Panama Papers: Revelations show sheer scale of UK links to off-shore tax havens
The UK government’s pledge to crack down on off-shore tax schemes and money laundering has been laid bare after the majority of firms implicated in a huge leak were shown to be registered in British-administered tax havens.
Dubbed the Panama Papers, the unprecedented release maps how a global elite of one-percenters has hidden assets, dodged sanctions and evaded taxes over the last 40 years.
More than half of the 300,000 firms, believed to have used a single, secretive Panama-based law firm, are registered in British-administered tax havens. Second only to Hong Kong, 1,900 British firms, including banks, law firms, and company incorporators, feature as “intermediaries” between Mossack Fonesca and its clients.
In another startling revelation, the leak shows how the £26 million stolen in the notorious 1983 gold bullion heist at the Brink’s-MAT depot near Heathrow may have been channeled through an offshore company set up by Mossack Fonesca.
The leak of more than 11 million confidential documents held by Mossack Fonesca has been under investigation by the International Consortium of Investigative Journalists (ICIJ) for over a year.
The investigation has revealed that six members of the House of Lords, three former Conservative MPs, dozens of donors to UK political parties, as well as David Cameron’s late father are among the hundreds of British individuals who hold off-shore assets.
Of the British officials implicated in the leak, only three have so far been named: Baroness and life peer Pamela Sharples, former Conservative Party donor and ADT security billionaire Michael Ashcroft, and former Tory MP for East Hampshire Michael Mates.
The ICIJ revealed that Sharples was named as a shareholder and former director of Bahamas-based Nunswell Investments. A law firm representing Sharples said she became director of Nunswell in 2000, at which time the company was registered in the UK.
The leaks also named MP Michael Mates as being a client of Mossack Fonesca. Mates served in Parliament for over thirty years and was the Northern Ireland minister under former-PM John Major in the early 1990s. He resigned over fallout resulting from his support for disgraced tycoon Asil Nadir.

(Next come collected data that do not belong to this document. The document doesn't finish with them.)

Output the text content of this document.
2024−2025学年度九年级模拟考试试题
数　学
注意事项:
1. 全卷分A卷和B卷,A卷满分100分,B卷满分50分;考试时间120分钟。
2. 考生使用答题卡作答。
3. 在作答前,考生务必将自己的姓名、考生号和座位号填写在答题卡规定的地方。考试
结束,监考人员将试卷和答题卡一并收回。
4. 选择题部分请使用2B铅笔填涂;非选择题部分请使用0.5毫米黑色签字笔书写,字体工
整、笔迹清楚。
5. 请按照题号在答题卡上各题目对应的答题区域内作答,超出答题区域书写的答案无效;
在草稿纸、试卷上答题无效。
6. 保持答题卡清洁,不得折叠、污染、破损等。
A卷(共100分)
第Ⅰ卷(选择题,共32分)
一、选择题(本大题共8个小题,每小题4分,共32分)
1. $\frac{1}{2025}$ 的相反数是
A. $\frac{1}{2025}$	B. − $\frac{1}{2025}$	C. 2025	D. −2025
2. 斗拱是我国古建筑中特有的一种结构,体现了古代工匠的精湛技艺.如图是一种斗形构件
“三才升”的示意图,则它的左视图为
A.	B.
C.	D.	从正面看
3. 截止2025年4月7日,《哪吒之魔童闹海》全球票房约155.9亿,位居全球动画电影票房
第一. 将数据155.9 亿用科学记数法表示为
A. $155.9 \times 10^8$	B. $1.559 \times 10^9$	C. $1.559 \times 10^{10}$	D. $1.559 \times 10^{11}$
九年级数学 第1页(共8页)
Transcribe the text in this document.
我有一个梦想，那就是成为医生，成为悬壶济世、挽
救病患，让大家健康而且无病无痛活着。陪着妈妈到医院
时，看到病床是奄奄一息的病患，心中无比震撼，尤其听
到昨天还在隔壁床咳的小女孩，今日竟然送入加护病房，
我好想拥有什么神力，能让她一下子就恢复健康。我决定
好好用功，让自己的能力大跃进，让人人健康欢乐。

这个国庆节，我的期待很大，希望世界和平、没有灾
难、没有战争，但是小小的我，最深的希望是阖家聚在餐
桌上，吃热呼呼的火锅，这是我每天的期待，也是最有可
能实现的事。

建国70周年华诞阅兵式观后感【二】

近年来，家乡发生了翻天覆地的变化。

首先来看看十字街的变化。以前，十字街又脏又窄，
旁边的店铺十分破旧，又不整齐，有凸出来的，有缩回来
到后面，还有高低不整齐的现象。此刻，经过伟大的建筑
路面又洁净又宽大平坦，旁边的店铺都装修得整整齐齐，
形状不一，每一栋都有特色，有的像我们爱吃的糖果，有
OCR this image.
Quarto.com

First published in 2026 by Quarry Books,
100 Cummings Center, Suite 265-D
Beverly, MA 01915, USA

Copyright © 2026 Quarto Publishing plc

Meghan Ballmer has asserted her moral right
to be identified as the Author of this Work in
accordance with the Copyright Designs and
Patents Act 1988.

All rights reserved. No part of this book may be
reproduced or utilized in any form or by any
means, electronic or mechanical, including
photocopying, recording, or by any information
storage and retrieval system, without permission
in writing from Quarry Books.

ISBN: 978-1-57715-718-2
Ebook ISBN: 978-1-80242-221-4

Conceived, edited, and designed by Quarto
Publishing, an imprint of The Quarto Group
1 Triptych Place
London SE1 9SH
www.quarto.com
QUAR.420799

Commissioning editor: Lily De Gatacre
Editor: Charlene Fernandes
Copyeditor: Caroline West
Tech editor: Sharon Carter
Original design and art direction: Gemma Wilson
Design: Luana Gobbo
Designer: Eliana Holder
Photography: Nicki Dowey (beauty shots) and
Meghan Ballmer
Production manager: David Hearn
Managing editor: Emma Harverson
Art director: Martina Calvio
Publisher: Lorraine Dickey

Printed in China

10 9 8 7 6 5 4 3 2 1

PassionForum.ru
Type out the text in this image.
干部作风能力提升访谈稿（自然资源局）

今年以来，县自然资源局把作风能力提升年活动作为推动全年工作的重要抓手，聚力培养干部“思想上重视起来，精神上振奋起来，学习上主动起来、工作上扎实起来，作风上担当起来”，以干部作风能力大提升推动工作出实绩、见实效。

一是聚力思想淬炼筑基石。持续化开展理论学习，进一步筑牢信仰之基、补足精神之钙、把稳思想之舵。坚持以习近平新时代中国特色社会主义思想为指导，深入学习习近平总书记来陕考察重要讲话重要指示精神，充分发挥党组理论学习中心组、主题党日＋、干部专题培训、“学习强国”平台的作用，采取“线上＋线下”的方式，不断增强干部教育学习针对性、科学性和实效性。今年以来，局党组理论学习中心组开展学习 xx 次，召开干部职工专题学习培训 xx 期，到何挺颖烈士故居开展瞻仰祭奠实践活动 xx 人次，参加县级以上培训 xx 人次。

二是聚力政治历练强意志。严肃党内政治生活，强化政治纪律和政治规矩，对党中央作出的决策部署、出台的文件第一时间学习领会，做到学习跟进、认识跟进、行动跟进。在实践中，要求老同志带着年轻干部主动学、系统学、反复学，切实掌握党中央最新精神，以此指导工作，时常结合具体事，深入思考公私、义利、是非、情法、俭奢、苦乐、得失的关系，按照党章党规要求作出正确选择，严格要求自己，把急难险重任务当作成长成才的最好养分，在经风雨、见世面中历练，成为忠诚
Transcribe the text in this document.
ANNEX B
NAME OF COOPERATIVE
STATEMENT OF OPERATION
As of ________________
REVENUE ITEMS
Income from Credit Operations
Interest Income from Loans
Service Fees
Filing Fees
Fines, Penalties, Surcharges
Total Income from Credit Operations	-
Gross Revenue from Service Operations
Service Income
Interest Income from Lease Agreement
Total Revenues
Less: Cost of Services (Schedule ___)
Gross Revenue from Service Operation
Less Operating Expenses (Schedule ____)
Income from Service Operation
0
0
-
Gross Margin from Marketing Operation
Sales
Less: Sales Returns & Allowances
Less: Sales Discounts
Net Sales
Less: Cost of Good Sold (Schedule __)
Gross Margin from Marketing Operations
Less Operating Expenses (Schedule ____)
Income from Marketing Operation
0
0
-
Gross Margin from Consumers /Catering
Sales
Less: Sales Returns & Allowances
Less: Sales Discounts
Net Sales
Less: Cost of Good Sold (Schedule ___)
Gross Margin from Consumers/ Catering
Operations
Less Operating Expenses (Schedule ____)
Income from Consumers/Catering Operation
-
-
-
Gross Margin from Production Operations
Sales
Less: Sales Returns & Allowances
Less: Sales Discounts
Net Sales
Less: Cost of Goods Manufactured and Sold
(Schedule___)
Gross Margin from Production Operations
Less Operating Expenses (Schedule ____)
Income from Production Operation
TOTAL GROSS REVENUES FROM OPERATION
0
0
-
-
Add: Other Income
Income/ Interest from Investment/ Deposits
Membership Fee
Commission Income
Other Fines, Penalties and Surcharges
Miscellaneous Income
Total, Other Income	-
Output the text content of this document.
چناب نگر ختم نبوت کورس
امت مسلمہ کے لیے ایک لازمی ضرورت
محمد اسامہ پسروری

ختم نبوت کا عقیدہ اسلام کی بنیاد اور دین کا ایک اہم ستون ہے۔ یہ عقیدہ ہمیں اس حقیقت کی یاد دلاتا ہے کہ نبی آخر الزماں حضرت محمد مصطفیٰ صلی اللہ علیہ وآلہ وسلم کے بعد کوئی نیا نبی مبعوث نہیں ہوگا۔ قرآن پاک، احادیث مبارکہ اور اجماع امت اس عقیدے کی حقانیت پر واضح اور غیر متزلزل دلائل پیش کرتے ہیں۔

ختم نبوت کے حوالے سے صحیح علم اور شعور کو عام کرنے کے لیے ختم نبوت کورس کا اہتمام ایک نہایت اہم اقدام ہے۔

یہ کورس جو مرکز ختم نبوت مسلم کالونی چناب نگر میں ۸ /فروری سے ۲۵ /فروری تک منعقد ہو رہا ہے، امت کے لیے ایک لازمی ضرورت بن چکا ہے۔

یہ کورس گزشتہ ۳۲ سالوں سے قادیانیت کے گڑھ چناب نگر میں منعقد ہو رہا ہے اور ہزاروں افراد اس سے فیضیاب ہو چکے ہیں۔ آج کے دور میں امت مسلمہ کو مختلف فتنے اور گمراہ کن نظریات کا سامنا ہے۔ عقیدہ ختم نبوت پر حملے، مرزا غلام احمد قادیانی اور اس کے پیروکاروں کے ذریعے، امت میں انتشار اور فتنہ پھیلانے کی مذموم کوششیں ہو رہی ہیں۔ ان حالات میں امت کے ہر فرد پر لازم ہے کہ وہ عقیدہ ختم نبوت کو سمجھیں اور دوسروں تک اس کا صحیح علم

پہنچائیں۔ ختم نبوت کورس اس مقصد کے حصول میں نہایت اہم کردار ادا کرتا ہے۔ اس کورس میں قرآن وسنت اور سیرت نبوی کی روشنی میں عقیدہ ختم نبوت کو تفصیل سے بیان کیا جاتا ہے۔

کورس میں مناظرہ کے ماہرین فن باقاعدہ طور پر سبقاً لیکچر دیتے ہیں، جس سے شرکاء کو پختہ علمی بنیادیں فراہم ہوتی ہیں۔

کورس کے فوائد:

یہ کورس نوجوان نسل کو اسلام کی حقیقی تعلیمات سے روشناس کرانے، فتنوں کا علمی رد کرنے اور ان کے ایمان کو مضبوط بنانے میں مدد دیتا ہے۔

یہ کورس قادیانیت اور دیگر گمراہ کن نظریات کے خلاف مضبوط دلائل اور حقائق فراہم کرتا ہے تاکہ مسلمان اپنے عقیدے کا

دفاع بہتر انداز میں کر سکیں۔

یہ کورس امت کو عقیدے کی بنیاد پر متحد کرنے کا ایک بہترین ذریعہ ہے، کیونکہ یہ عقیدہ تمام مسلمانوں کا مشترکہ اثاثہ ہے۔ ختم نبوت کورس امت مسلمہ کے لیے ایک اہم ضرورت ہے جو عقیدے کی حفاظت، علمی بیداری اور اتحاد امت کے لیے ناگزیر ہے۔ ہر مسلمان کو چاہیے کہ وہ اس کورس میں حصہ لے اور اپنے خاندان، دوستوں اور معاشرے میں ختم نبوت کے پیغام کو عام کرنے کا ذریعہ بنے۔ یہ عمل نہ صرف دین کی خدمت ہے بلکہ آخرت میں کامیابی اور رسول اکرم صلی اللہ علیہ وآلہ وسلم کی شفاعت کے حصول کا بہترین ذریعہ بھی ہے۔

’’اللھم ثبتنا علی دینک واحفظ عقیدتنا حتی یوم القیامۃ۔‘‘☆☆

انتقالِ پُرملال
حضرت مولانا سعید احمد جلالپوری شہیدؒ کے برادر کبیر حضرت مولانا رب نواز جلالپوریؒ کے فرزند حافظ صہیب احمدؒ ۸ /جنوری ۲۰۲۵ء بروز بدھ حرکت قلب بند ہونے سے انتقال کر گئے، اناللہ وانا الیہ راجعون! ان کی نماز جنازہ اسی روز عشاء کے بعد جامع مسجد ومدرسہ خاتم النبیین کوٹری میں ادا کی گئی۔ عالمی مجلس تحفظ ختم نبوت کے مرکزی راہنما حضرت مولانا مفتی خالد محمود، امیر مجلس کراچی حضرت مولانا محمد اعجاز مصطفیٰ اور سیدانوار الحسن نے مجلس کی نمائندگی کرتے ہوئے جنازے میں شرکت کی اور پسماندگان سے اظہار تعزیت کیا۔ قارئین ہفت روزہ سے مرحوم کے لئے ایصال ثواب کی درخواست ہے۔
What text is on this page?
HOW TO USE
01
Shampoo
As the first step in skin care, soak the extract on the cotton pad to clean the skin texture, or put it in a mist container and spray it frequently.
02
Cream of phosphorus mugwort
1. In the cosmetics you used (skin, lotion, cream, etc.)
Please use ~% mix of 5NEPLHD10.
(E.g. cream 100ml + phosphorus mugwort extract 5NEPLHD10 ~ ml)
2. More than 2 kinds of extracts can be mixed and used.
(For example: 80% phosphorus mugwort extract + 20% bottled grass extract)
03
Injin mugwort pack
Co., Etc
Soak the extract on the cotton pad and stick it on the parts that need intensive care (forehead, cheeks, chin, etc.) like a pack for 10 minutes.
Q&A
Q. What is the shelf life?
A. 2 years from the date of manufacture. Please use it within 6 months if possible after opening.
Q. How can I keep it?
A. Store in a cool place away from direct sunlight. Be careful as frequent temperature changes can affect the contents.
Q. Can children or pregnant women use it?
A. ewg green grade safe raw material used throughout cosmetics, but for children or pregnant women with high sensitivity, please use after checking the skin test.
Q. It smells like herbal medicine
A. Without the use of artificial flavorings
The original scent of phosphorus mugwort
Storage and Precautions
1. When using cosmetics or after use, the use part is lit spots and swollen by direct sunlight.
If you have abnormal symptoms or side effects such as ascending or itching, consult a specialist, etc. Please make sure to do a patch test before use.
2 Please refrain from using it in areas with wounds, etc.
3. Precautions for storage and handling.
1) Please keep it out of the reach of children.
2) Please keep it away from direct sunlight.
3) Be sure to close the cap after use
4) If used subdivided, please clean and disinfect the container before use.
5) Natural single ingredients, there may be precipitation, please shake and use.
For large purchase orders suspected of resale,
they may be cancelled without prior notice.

Mates was found to be chair of Haylandale Limited, a Caribbean property firm created in the Bahamas and registered with Mossack Fonseca. The former MP told Politics Home his shares in the company were not of “any value” and that he took over chairmanship as a favor to a friend.
A spokesperson for Lord Ashcroft denied the pollster had committed any wrongdoing and dismissed any allegations of his connection to Mossack Fonseca as “completely untrue.”
Cameron promised and has failed to end tax secrecy and crack down on 'morally unacceptable' offshore schemes, real action is now needed— John McDonnell MP (@johnmcdonnellMP) April 3, 2016
The Panama papers revelations are extremely serious. HMRC should treat this with utmost priority and urgently launch investigation— John McDonnell MP (@johnmcdonnellMP) April 3, 2016
Labour Shadow Chancellor John McDonnell tweeted: “The Panama papers’ revelations are extremely serious. Cameron promised and has failed to end tax secrecy and crack down on ‘morally unacceptable’ offshore schemes, real action is now needed.”
Though the PM has yet to address the leak directly, Foreign Secretary Philip Hammond has said the issues laid bare by the revelations will take center stage at Cameron’s global anti-corruption summit in May.
“It’s always interesting when information like this leaks because it reminds people who are up to no good, how fragile and how vulnerable they make themselves by indulging in this kind of activity,” he told the BBC.
“We’ve got an anti-corruption summit here in May. This is a key agenda for the prime minister.”
Mossack Fonseca denies all accusations of wrongdoing and says it has operated “beyond reproach” for 40 years.
In an interview with RT’s RUPTLY video agency, Ramon Fonseca Mora, co-founder of the firm, refused to assume any responsibility for the offshore company’s illegal operations.
“We simply take care of the legal part; we don’t participate in the activities of the company. We are not responsible for what the company does,” he said, stressing that in some cases the firm wasn’t even aware who the owners of the companies in question were, as it sold them to third parties, such as lawyers or banks.
“Those are then their final clients. We only participate in the legal part,” added Mora, while noting that any attempt to connect Mossack Fonseka to the illicit activities of its clients would be “deeply unjust,” as the firm’s employees “clearly have nothing to do with it.” He did admit, however, that they “have to be careful” in dealing with “suspicious” companies, as they “are instruments that can be used for misdemeanors.”